I've made simple $N$-body gravity simulations as a programming and physics exercise in the past. But they've never accounted for speed-of-light time delay.

The way I'm thinking about this is illustrated by an example: If I have two stars, A and B, that orbit each other at say 10 light minutes distance, but my time-step in the simulation is 1 minute. So for star A, when computing the force acting on it from B, it should use the position of B from 10 steps ago (10 light minutes, 1 minute time step) rather than it's current position. And the reverse for star B's perspective.

Is this even the right way to think about this? Or is there a modification of the numerical solution to the gravity equations that would be more accurate? Would have to code all previous positions for each entity?
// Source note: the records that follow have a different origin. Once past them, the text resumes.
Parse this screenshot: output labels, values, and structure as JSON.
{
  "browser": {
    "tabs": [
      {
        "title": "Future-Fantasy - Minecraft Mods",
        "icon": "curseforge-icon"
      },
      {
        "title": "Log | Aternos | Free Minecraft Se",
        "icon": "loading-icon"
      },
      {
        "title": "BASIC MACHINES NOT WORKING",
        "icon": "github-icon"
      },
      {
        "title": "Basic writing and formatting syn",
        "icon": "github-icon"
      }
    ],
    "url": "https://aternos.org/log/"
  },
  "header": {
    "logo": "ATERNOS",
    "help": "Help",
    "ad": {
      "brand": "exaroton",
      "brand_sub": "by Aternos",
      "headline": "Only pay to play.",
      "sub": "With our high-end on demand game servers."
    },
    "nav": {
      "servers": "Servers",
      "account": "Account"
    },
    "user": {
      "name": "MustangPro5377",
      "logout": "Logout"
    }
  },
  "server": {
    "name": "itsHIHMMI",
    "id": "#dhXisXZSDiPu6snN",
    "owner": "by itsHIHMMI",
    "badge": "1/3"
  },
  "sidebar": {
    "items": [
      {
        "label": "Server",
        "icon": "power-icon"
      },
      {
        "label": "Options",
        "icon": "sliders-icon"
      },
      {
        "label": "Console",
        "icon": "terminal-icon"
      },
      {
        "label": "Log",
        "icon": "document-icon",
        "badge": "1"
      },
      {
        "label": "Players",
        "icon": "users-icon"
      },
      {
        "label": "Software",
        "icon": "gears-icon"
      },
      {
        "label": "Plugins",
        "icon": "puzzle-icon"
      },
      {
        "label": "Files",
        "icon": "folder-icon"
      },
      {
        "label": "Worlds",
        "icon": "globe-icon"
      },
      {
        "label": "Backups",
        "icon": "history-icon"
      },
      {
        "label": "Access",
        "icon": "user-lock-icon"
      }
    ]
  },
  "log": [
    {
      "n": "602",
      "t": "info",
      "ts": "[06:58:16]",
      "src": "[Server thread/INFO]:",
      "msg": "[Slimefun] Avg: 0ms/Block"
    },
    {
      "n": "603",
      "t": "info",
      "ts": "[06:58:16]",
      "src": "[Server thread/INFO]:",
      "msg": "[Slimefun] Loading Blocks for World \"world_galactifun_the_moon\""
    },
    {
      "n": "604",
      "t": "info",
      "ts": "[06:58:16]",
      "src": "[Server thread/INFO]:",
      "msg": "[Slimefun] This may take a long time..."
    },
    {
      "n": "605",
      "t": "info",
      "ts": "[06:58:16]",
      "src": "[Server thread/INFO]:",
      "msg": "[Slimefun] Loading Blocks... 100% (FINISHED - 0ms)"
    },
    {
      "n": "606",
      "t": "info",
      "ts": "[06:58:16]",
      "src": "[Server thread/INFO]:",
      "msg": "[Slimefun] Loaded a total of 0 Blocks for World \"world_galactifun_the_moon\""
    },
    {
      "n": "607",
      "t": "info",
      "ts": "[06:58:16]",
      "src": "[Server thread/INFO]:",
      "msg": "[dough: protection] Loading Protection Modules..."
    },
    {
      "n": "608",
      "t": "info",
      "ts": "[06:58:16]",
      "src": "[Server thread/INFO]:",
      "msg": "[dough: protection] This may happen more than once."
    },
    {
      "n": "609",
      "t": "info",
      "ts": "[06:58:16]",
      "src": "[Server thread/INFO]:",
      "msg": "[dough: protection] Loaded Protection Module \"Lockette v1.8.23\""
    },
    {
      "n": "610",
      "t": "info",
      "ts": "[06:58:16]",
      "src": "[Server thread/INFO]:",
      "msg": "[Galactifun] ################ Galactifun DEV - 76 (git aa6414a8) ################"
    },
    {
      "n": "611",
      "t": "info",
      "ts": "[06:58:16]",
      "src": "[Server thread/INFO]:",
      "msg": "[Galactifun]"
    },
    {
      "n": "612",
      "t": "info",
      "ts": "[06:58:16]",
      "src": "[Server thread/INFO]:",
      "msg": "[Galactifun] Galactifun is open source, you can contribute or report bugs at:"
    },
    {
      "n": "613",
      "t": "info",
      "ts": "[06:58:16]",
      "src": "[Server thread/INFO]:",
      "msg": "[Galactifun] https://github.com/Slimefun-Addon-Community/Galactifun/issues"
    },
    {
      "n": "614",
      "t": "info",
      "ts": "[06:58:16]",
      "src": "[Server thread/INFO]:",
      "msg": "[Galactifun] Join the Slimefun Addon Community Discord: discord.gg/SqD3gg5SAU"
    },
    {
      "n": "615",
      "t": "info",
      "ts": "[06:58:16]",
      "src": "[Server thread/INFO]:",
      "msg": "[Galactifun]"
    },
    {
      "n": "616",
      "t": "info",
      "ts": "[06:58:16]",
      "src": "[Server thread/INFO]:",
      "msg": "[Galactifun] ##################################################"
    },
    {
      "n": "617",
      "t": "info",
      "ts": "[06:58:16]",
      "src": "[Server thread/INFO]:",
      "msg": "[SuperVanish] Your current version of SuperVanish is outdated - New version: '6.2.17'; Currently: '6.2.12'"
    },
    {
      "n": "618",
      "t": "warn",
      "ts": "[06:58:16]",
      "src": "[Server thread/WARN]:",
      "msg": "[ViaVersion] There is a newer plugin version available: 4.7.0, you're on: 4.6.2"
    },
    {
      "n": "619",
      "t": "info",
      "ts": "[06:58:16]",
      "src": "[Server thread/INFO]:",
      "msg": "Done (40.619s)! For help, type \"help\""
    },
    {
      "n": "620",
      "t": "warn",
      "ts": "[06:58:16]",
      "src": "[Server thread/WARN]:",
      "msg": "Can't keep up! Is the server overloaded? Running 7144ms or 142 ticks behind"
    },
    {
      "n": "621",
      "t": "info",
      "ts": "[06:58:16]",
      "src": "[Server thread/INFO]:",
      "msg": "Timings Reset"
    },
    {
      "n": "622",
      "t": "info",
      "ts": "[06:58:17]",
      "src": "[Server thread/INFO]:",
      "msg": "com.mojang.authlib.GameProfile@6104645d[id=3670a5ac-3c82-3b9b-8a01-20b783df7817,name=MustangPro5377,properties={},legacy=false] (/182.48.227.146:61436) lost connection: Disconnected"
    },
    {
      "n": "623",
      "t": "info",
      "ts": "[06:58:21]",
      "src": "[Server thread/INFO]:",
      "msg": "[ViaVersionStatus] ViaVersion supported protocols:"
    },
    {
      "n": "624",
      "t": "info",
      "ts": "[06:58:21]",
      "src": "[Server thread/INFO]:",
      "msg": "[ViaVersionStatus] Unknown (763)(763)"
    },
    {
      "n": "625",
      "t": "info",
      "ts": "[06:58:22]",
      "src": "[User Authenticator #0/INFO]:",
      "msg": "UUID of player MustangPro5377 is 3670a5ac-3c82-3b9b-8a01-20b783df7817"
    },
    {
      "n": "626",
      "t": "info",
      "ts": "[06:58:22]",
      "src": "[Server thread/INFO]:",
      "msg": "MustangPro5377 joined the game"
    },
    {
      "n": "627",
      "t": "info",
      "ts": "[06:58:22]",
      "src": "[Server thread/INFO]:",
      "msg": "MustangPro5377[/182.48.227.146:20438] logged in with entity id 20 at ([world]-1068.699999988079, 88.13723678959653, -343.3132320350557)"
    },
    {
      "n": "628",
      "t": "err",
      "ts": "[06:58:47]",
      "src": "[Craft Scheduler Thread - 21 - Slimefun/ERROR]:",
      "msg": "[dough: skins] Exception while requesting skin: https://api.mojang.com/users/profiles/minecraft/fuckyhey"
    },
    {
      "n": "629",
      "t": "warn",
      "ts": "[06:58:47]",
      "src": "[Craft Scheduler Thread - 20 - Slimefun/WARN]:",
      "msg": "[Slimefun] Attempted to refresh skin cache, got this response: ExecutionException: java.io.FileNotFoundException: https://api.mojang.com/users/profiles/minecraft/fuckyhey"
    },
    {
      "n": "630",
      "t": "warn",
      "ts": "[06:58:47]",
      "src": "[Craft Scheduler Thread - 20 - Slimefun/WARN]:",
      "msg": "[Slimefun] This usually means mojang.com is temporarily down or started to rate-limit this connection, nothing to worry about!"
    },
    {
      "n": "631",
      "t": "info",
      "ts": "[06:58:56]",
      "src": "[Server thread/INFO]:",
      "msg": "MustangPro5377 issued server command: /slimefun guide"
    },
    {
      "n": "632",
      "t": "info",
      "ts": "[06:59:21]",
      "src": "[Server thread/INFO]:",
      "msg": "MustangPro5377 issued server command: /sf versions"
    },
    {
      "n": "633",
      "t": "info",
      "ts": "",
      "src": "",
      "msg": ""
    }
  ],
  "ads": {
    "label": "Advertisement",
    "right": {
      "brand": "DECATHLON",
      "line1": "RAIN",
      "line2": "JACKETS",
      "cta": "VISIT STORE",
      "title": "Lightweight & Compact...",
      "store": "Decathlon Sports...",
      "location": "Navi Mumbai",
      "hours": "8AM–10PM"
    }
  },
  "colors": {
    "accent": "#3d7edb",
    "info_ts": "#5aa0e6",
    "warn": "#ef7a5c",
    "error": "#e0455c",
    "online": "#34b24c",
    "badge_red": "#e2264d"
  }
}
I've also had the thought that if the timestep is on the order of D/c where D is total size of the simulation then the timestep is the same as the time delay and I guess the problem would just wash out.

Answer 1

I am evading your question here and instead answer by saying: You only need to consider this if over the course of the propagation of gravity your positions change notably. Typically in galaxies and stars that is not the case, since speeds are very non-relativistic, and the distances are large, i.e. the change in the force vector is tiny and the Newtonian approximation holds. Then, going beyond that, for the solar system, you would go to the so-called Post-Newtonian Approximation, which is the proper series expansion of General Relativity in the appropriate limit. If you only take a finite speed of gravity into account but otherwise still calculate with a Newtonian force then you are likely to miss out on more important effects.